The upside to all this is that because of the way shooting modes work on Fujifilm cameras, you can let the camera make all of the remaining exposure decisions for you, or you can choose to adjust those manually as well. Even better, if you have an X-T2, when you switch the camera to manual focus, there are some digital tools that will enable you to nail the focus with greater precision than would have been possible when these lenses were new! Even if you have less than perfect eyesight, these tools should help considerably.
Two features that are particularly helpful are focus peaking (also available on the earlier X-E2), and a new "Dual" feature that shows two frames in the viewfinder: a larger one at full-size, and a smaller frame that displays a loupe view of the area around the focus point. Using focus peaking, you simply turn the lens until the edges "sparkle" in the loupe, and you've got tack sharp focus! I only learned about this feature in the past week, and it's going to be a game-changer in my macro work, where manual focus is the norm even for modern lenses that have autofocus.
Four years after making the switch, I'm still a Fujifilm fanboy. I've purchased a number of Fujinon (Fujifilm's lens mount) lenses, as well as a couple of inexpensive Rokinon lenses. I don't have any pressing need to "slum" around (as Ken Rockwell puts it), with lens adapters and vintage glass. Sometimes it's just fun to see what you can create with old gear.
Occasionally I'll pick up an old lens that I primarily intend to use on old cameras (as nature intended), and I'm curious to see how it works on a modern digital sensor. Such was the case when I bought my latest find: a Konica Hexanon 50mm f/1.4 - a fast and sharp prime released around 35-40 years ago.
The following comments and sample photos reflect my totally unscientific methodology: namely, attach lens to camera and go shoot stuff around the neighborhood. There are no control images for comparison, no detailed technical data, and I didn't even record what f-stop I used. All shots were handheld, so any softness in the photos is probably an artifact of my unsteady hand. Please keep in mind that this is more of cursory look at the kinds of results you might get than a proper review.

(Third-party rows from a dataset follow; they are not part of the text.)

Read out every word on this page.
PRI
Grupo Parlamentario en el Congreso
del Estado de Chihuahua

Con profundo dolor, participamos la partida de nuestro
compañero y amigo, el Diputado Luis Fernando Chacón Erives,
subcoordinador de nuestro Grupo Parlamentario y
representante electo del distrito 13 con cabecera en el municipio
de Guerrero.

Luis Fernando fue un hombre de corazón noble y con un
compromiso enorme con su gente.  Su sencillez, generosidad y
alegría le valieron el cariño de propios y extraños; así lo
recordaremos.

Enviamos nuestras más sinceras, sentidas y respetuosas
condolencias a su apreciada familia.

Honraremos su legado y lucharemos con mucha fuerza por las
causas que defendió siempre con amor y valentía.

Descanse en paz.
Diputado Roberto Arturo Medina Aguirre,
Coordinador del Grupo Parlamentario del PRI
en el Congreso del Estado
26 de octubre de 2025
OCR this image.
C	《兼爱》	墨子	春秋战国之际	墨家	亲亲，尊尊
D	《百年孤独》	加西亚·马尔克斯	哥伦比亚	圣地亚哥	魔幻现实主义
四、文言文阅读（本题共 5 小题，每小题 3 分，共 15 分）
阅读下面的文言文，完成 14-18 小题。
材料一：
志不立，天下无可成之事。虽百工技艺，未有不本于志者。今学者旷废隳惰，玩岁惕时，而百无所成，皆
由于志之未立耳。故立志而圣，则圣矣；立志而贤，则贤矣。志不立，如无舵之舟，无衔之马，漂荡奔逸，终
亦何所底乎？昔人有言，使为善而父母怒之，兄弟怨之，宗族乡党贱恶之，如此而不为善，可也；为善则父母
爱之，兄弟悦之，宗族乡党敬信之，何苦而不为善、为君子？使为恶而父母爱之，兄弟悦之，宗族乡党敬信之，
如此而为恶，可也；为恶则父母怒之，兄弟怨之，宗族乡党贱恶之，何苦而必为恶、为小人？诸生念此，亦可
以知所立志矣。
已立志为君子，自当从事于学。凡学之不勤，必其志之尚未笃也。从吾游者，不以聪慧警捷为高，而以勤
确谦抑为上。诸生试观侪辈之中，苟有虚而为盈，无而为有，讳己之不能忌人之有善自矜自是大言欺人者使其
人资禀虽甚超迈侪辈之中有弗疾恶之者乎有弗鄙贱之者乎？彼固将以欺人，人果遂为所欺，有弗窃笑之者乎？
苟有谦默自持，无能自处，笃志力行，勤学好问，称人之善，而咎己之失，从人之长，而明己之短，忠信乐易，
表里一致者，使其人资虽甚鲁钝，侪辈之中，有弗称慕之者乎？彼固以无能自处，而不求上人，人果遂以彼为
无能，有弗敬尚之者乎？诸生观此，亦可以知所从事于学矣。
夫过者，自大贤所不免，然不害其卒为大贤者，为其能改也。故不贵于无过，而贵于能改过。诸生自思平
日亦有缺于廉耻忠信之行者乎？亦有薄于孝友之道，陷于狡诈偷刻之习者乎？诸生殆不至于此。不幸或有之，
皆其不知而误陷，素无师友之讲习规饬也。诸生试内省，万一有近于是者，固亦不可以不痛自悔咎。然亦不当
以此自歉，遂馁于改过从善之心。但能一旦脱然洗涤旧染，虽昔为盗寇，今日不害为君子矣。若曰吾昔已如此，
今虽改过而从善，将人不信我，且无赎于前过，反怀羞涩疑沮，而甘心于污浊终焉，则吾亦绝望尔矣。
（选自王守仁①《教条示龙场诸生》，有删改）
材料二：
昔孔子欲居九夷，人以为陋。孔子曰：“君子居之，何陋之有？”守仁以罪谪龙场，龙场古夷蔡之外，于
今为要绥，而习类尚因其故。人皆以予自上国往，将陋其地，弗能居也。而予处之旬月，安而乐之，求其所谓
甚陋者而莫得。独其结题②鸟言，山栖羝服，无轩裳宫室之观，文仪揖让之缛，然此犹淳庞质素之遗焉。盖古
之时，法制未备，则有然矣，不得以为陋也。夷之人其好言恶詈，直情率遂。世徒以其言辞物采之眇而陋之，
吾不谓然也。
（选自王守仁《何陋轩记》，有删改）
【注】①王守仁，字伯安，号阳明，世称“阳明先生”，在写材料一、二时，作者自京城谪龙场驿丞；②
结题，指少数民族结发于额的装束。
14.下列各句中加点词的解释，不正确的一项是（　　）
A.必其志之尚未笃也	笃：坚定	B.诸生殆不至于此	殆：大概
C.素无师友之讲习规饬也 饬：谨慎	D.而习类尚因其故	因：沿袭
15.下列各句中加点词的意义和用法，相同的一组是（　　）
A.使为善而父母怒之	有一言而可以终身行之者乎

That being said, I was impressed with the overall performance of the 50mm on my Fujifilm X-T2 (which effectively covers the same field of view as an 80mm lens on a full-frame digital or 35mm camera). The colors looked good, sharpness was excellent. While I'm eager to try this lens for portraits, taking advantage of that wide aperture to make the subject pop, I haven't had a chance to try it with a human subject yet. I have no reason to think it won't work well for that purpose.
The only con I could see with this specific lens is that the lens coatings seem to be deficient from a modern standpoint. As you can see in these samples, the lens experienced some flares and streaks more typical of today's toy cameras. This might well have been mitigated by using a lens hood, however, and being the experimental type I found this technical shortcoming to be rather charming. Before the digital era, and the rise of the lomography movement, these flaws were to be avoided. For many shooters today, they merely add character.
I've applied my standard edits on these photos: camera profile, sharpening, straightening, exposure adjustments, and some cropping. All of the photos were shot in RAW.